Answer is that since photons are bosons(don't obey Pauli's Exclusion Principle) so, when they enter inside the glass the interact with fermions which is not the violation of Pauli's Exclusion Principle. But, the photons of visible light don't have sufficient energy according to equation-

E = hc/(wavelength)

So, it can't pass through wall but instead a gamma ray is taken (havin' wavelength > wavelength of visible light, can enter inside a wall.

So, is this proposition true?

2. Jul 8, 2006

Gokul43201

Staff Emeritus
No. Here's a counter-example: water is highly transparent at visible energies (~10^15 Hz) but highly opaque at about 10 times higher energies (~10^16 Hz) and 10 times lower energies (~10^14 Hz).

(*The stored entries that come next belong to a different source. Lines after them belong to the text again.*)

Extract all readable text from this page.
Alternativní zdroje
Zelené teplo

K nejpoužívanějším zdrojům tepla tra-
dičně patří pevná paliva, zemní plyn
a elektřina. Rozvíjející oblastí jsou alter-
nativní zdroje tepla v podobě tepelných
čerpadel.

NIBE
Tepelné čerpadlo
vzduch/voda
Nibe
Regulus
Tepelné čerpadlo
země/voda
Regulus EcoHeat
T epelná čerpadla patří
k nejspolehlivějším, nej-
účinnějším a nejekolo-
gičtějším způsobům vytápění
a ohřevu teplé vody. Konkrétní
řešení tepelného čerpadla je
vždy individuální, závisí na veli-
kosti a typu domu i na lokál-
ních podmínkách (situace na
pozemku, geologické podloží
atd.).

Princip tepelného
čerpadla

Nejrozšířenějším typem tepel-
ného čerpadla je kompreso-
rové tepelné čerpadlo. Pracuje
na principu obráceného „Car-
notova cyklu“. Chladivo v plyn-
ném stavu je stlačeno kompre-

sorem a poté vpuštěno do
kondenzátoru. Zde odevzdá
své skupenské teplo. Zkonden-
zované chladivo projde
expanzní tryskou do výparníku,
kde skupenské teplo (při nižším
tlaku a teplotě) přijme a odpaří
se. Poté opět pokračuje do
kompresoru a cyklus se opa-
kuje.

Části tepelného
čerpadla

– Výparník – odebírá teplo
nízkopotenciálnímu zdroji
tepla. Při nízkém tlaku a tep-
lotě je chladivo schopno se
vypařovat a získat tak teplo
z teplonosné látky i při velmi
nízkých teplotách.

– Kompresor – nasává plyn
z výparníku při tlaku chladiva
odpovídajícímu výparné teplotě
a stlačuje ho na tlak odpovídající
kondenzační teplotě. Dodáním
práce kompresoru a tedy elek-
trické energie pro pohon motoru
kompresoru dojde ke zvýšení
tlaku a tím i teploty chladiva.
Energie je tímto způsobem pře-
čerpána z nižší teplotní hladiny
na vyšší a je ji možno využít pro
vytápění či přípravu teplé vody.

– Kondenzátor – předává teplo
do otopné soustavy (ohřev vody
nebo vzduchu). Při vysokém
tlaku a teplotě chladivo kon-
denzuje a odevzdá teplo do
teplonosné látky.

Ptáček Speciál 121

Ref: See fig 7.9, p 315, J. D. Jackson, Classical Electrodynamics (3 Ed.)

3. Jul 8, 2006

Creator

Radio waves have energy far less than that of visible light and yet they do get through the wall.:uhh:

The reason is:
Coefficients of absorption vary both with type of material and specific wavelength, the value of which must usually be determined by experiment.

However...
For any particular material and wavelength, the absorbance varies with concentration of the absorbing material, the length of material the light passes through, and the coefficient of absorption.

Here, have a Beer:
http://en.wikipedia.org/wiki/Beer-Lambert_law

Creator

Last edited: Jul 8, 2006